The goal of government isn’t to grease the wheels of industry by favoring corporations with perks and bailouts. Just as nature is to serve humanity, so too is industry. While it’s necessary at times to build up industry at the expense of nature, it should be done only when truly needed, and government should not be propping up corporations just to keep stock prices artificially inflated.

4. Keep the Peace

They…kept the peace.

For many, government exists to be the provider of goods and services. Instead of just bread and circuses, the public wants to get bread, health care, birth control, housing, schooling, cell phones, and anything else the cruel world denies them. Governments are only too happy to comply with these wishes, for they know that as the main provider of goods and services, they gain control over the people.
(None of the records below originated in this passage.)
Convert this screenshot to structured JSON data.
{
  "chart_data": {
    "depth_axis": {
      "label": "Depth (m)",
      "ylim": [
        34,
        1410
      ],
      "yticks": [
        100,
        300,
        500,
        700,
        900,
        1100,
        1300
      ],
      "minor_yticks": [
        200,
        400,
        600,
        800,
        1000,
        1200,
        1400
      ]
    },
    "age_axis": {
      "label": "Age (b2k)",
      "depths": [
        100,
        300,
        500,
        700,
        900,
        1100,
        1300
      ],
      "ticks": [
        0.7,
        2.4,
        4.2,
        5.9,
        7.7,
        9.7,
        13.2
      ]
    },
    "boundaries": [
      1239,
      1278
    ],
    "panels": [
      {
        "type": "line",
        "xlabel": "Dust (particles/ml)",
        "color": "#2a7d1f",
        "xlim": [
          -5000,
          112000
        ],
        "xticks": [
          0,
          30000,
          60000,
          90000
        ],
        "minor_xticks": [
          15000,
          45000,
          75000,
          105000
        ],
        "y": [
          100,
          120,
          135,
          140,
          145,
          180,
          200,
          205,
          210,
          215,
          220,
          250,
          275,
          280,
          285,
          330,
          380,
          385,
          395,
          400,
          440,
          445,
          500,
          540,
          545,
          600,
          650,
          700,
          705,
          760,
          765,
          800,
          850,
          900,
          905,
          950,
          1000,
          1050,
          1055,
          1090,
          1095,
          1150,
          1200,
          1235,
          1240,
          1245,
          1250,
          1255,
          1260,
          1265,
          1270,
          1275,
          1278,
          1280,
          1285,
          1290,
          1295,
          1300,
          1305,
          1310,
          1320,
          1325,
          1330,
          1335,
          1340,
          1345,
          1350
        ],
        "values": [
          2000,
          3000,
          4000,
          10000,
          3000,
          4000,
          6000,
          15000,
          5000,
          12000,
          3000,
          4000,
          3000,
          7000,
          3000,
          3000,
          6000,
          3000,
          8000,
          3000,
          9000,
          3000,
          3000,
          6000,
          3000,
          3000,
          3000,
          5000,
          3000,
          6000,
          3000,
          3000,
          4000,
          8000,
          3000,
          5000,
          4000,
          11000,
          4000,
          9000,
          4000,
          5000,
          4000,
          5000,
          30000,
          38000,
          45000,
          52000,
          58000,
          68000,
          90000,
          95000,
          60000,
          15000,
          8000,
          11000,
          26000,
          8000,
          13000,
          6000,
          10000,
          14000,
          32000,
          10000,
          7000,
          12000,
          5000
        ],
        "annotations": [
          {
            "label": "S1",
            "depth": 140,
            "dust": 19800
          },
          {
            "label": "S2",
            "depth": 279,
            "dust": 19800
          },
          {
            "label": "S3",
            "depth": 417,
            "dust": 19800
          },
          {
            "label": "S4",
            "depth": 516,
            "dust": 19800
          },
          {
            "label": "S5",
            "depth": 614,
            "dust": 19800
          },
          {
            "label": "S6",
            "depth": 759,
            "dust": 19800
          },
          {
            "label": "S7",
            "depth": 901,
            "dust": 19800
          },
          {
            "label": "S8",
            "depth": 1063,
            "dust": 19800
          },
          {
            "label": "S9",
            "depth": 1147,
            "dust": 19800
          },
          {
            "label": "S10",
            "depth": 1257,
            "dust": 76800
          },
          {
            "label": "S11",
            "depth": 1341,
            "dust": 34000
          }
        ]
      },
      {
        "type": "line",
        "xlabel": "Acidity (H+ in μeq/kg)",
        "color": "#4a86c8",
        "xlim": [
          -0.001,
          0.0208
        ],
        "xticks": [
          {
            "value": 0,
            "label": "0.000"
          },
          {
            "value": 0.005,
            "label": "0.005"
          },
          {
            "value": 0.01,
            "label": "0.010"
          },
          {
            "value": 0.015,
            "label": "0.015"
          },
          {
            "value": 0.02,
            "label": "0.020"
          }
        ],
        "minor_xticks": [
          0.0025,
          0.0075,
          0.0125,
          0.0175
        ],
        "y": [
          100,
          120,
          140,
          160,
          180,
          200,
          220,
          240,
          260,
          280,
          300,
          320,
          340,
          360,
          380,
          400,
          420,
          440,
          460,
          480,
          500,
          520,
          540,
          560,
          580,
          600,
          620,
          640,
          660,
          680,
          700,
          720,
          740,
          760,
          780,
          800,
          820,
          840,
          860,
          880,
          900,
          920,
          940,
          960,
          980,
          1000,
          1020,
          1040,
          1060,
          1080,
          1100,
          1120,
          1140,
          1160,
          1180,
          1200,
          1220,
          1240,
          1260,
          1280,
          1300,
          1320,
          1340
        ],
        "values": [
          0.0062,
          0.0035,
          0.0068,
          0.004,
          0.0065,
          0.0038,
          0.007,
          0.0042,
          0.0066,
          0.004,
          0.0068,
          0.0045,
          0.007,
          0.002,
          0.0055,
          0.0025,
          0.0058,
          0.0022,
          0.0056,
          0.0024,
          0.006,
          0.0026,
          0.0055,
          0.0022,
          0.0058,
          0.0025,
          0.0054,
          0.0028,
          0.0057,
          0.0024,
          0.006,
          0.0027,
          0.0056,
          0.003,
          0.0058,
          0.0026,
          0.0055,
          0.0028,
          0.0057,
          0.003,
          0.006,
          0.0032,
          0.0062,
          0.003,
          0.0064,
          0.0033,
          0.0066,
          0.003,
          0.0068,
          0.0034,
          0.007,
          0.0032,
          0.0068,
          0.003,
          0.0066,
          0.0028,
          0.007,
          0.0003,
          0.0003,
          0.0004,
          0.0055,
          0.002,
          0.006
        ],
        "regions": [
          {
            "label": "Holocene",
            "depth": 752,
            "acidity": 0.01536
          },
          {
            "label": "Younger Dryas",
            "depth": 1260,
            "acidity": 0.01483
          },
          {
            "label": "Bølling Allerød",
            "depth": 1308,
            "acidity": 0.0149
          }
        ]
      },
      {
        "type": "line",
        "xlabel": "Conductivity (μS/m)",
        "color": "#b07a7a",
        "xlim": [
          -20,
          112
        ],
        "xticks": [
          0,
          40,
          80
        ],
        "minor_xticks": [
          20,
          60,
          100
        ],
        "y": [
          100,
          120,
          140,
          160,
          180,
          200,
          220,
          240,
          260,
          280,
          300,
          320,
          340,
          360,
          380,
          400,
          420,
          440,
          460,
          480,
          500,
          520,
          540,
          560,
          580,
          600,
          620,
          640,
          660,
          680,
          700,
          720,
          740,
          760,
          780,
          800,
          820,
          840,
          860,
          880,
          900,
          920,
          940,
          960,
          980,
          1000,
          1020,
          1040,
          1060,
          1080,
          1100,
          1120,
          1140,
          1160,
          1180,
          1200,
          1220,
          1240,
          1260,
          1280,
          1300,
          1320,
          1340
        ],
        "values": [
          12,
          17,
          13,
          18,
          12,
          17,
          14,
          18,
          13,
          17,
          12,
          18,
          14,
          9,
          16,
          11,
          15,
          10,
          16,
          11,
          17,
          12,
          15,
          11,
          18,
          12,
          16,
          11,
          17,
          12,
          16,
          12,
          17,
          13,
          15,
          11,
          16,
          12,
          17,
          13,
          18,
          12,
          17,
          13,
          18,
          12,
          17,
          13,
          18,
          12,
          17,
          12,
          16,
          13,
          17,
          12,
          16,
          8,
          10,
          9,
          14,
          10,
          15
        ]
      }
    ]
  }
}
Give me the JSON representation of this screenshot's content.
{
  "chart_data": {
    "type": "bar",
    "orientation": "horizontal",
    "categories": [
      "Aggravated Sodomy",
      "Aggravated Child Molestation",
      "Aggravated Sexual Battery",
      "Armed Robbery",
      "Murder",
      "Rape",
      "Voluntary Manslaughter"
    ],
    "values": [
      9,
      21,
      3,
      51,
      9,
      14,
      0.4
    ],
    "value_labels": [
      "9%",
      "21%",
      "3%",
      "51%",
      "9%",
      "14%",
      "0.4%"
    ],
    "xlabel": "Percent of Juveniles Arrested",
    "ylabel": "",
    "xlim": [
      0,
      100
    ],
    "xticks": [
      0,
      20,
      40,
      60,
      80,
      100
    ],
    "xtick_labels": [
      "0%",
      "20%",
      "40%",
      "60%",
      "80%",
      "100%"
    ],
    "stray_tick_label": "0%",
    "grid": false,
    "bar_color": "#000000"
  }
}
Lewis would recoil at such a warped understanding. Governments exist to allow people to live peaceably. Period. This means they work to prevent actions such as assault, fraud, and theft. They provide an ordered society so people can produce and care for themselves and for each other.

Lewis also wouldn’t endorse the “peacekeeping” as practiced by blue-helmeted United Nations armies. For Lewis, peacekeeping isn’t a euphemism for nation-building, it’s a limited role that allows people to freely flourish on their own or in voluntary communities.

5. Institute Only Necessary Laws

They made good laws.

Lewis may have advocated for limited government, but he was no anarchist. He begins his description of Narnia’s Golden Age by noting that the Pevensies instituted “good laws.” Laws should be few, but they are necessary in a well-ordered society due to fallen human nature. Good laws, as we have seen, should be restricted to keeping the peace by protecting life and property.

Good governments don’t insert themselves into every aspect of life, making themselves arbiters of what we should or should not do each day. A government should be like a baseball umpire: it’s doing a good job if nobody notices it. What government today is so unnoticed?

6. Remember, Good Government Requires Good People

So, should we call Lewis a libertarian? After all, he appears to eschew big government and state control of an individual’s life. Of all modern political philosophies, his depiction of the ideal world of Narnia probably does align most closely to libertarianism. But it’s what’s left unsaid in Lewis’s description, yet permeates the entirety of “The Lion, the Witch and the Wardrobe,” that separates Lewis from most modern libertarians. That’s the role of morality and religion in the ideal society.

Remember that the Pevensies aren’t the true rulers of Narnia. Although they are kings and queens, in a deeper sense they are really only stewards. For the true ruler of Narnia is Aslan, the Great Lion. Without Aslan, Narnia would fall into ruin as it did in the times of the White Witch. A fundamental requirement for Lewis of an ideal nation would be that each person willingly serves the true Emperor Beyond the Sea.

As John Adams said about the American system, “Our Constitution was made only for a moral and religious people. It is wholly inadequate to the government of any other.” Lewis would agree. In fact, any system of governance only works with a moral and religious people.

We have seen that in our own times. As Americans have become increasingly immoral and irreligious, our government has created more and more laws and regulations. That increase in laws and regulations empowers busybodies who want to control others’ lives, and oppresses ordinary people, leading them to lower their respect for the law.

And the downward cycle continues. But if the people had one like Aslan as the ruler of their hearts, a more Narnian society could emerge.